May 14, 2013

The World Bank can minimize avoidable suffering, especially among marginalized, excluded, and vulnerable groups by doing a better job of protecting rights. This would only enhance the sustainability and impact of its development efforts.

A grandmother in Cambodia told me recently, “I just want you to know my story in case something happens and I am gone.” Police and government officials have threatened and harassed “Kunthea” for her protests against government agencies and appeals to the World Bank after she was forcibly evicted from her home by a private company. The World Bank’s involvement was through a land titling project which had not secured land rights for Kunthea or her neighbors. This is just one example of how the Bank’s activities can have an impact on human rights, but the Bank still insists that it has no obligation to ensure that its projects do not contribute to rights violations.

In April at the World Bank and International Monetary Fund’s 2013 spring meetings, the Bank introduced its new “vision,” in which it pledged to work toward eliminating extreme poverty and raising the income of the poorest 40 percent of the population in each country. But the “vision” included no mention of rights. As several development and human rights organizations noted in a joint statement, this “vision” will be undermined if the World Bank doesn’t start recognizing the importance of human rights for its development work.

The groups were united in their call for the World Bank President, Jim Kim, to make a firm commitment to respect, protect, and fulfill human rights in all Bank activities. The United Nations special rapporteurs on extreme poverty, indigenous peoples, the right to food, and foreign debt have made a similar call. Human Rights Watch has also done so in its “Human Rights Agenda for the World Bank.”

The World Bank can minimize avoidable suffering, especially among marginalized, excluded, and vulnerable groups by doing a better job of protecting rights. This would only enhance the sustainability and impact of its development efforts.

The Bank hasn’t always been silent on the subject. Fifteen years ago, in fact, it recognized that “creating the conditions for attainment of human rights is a central and irreducible goal of development” and that “the world now accepts that sustainable development is impossible without human rights.”

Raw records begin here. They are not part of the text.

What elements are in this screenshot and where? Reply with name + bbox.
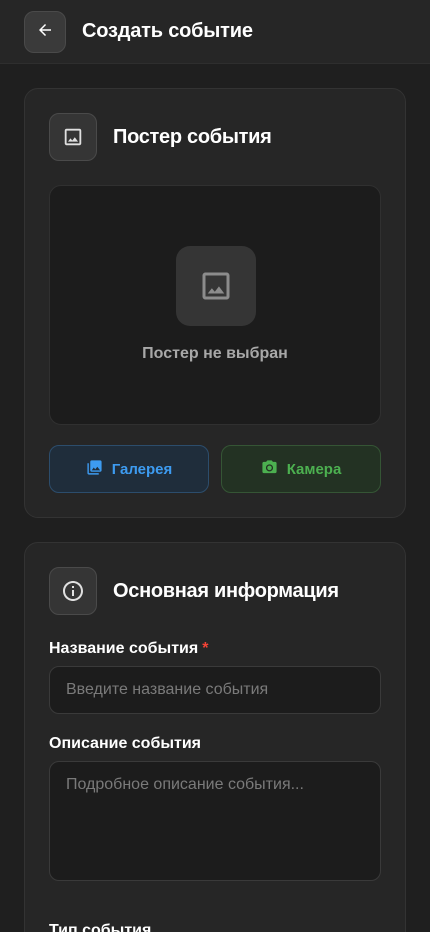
camera-icon [261, 459, 278, 480]
poster-drop-zone[interactable]: Постер не выбран [49, 185, 381, 425]
poster-card: Постер события Постер не выбран Галерея … [24, 88, 406, 518]
event-name-label: Название события * [49, 640, 208, 658]
event-type-label: Тип события [49, 922, 152, 932]
event-description-label: Описание события [49, 735, 202, 752]
poster-section-title: Постер события [113, 126, 272, 148]
event-name-label-text: Название события [49, 640, 199, 657]
event-description-input[interactable] [49, 761, 381, 881]
required-marker: * [202, 640, 209, 657]
info-section-title: Основная информация [113, 580, 339, 602]
app-bar: Создать событие [0, 0, 430, 64]
photo-library-icon [86, 459, 103, 480]
basic-info-card: Основная информация Название события* Оп… [24, 542, 406, 932]
page-title: Создать событие [82, 20, 253, 42]
image-icon [49, 113, 97, 161]
event-name-input[interactable] [49, 666, 381, 714]
gallery-button-label: Галерея [111, 460, 173, 478]
gallery-button[interactable]: Галерея [49, 445, 209, 493]
info-icon [49, 567, 97, 615]
image-placeholder-icon [176, 246, 256, 326]
camera-button[interactable]: Камера [221, 445, 381, 493]
arrow-left-icon [36, 21, 54, 44]
poster-placeholder-text: Постер не выбран [142, 345, 288, 362]
back-button[interactable] [24, 11, 66, 53]
camera-button-label: Камера [286, 460, 342, 478]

The World Bank has legal obligations to respect and protect human rights, as an international organization and a UN specialized agency. Moreover, the Bank’s member countries have specific human rights obligations that they cannot abandon when they decide whether to approve Bank lending and projects.

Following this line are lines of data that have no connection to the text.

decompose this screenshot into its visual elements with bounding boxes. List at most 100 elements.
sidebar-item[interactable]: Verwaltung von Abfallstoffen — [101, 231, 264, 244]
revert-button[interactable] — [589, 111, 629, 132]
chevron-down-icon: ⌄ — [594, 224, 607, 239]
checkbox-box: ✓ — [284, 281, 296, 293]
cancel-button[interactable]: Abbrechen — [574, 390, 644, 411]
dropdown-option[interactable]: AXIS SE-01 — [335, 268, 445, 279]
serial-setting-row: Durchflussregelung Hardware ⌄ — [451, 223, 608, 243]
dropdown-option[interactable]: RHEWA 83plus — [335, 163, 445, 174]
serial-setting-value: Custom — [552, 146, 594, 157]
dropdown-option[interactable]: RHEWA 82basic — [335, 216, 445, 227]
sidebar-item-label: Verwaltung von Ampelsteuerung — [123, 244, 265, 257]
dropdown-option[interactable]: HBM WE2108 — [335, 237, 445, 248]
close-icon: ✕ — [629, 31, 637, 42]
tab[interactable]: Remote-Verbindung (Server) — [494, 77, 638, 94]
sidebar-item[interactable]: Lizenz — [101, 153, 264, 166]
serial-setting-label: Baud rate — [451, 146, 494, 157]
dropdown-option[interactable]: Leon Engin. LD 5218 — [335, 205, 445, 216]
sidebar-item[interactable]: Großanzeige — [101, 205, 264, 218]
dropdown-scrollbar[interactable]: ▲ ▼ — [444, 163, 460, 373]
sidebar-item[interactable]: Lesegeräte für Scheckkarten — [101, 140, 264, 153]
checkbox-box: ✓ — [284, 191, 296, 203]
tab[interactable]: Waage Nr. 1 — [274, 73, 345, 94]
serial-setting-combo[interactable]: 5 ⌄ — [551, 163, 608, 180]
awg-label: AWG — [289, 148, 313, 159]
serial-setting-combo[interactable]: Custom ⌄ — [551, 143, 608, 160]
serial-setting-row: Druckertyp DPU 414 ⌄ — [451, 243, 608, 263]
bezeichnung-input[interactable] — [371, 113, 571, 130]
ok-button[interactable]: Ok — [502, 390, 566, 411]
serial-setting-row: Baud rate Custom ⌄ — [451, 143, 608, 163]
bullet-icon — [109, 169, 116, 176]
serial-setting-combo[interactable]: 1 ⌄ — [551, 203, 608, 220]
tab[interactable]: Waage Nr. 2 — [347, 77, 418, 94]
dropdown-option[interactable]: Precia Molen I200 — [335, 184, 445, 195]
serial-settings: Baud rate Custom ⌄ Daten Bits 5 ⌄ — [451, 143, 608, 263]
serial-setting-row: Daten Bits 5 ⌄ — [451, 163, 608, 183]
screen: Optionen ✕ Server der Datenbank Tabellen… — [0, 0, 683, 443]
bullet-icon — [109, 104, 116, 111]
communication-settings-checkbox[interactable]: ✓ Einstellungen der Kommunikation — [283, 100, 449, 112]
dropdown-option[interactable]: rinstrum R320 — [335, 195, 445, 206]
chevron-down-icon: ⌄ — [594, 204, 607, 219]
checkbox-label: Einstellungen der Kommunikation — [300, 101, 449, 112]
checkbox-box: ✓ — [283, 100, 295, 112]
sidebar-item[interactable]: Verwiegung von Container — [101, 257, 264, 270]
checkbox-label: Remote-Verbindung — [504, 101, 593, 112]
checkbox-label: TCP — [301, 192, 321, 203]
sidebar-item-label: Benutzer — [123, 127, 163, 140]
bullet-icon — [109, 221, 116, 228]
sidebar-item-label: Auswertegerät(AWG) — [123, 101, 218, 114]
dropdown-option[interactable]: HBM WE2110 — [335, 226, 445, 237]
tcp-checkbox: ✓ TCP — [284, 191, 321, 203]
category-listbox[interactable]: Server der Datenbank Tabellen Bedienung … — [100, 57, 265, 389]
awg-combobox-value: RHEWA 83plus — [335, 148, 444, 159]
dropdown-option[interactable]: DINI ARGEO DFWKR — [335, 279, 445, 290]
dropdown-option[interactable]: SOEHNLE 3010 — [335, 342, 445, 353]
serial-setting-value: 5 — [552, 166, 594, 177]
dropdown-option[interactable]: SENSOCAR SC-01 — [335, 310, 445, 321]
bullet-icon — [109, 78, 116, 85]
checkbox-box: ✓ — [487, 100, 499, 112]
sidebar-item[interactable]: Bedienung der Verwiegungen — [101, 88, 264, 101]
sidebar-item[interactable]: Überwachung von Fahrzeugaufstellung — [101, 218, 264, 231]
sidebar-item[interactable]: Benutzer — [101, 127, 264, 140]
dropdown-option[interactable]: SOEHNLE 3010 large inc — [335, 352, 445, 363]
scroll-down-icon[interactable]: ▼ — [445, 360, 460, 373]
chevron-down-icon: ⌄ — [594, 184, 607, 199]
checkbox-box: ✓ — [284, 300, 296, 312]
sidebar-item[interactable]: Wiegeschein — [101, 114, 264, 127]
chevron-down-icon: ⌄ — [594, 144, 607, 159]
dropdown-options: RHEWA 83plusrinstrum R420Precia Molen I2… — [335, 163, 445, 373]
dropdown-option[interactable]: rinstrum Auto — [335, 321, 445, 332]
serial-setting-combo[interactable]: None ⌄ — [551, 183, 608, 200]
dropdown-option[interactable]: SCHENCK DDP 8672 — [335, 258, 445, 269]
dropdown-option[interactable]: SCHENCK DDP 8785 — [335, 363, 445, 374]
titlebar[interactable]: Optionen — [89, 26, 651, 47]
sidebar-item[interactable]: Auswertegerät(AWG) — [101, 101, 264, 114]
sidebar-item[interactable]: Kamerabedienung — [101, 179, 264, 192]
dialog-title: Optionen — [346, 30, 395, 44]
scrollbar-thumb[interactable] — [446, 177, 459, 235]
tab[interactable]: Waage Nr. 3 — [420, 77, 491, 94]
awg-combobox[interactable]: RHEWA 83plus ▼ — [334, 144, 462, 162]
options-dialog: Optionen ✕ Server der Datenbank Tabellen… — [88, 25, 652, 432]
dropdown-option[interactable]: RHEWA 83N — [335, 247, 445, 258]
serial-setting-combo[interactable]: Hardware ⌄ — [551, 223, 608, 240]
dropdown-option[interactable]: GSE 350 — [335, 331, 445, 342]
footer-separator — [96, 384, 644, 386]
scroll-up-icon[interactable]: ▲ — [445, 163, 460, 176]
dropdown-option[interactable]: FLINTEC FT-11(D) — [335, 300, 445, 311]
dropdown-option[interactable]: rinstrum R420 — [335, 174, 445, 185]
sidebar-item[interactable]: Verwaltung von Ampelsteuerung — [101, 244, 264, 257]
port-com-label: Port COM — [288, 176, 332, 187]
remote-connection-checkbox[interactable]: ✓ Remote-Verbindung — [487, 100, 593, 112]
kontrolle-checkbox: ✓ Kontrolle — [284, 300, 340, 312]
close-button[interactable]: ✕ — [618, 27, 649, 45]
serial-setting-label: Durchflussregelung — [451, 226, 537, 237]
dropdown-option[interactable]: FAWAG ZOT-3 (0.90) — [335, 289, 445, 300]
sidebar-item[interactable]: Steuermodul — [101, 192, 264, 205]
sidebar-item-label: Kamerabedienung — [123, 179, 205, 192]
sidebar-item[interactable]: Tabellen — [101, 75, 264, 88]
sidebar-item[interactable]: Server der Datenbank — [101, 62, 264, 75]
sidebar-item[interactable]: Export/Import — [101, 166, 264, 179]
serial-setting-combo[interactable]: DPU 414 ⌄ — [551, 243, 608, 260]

Some parts of the Bank and some governments contend that talk of human rights is just politics. They say that to consider such issues would violate the Bank’s “non-political” mandate. But it should be obvious that the Bank’s mandate does not authorize it to participate in violating human rights. As the Bank said back in 1998, it “has always taken measures to ensure that human rights are fully respected in connection with the projects it supports.” In practice, though, the Bank’s safeguard policies are insufficient to protect human rights.

The Bank’s resistance to adhering to international human rights law sharply contrasts with its stand on international environmental law. The Bank says it won’t support lending to projects that violate relevant international environmental treaties and agreements. So why should it be silent on complying with human rights treaties? It should take the same approach to human rights law that it does to environmental law.

The absence of a clear commitment not to support any activities that will contribute to or exacerbate human rights violations leaves staff without guidance on how they should approach human rights concerns or what their responsibilities are. The result is unfettered discretion for staff to determine the extent to which they will consider risks to human rights and whether to do anything about them. In practice, Bank efforts to protect rights appear arbitrary, inconsistent, or even nonexistent, and the people these problems affect have little or no recourse for the harm they suffered.

Kunthea in Cambodia knows first-hand the consequences of the Bank’s failure to consider the human rights impacts of its projects. By committing to human rights in all of its activities and enshrining that commitment in its safeguards policies, the World Bank will not only do a better job of protecting human rights but also of fulfilling its mandate to reduce poverty.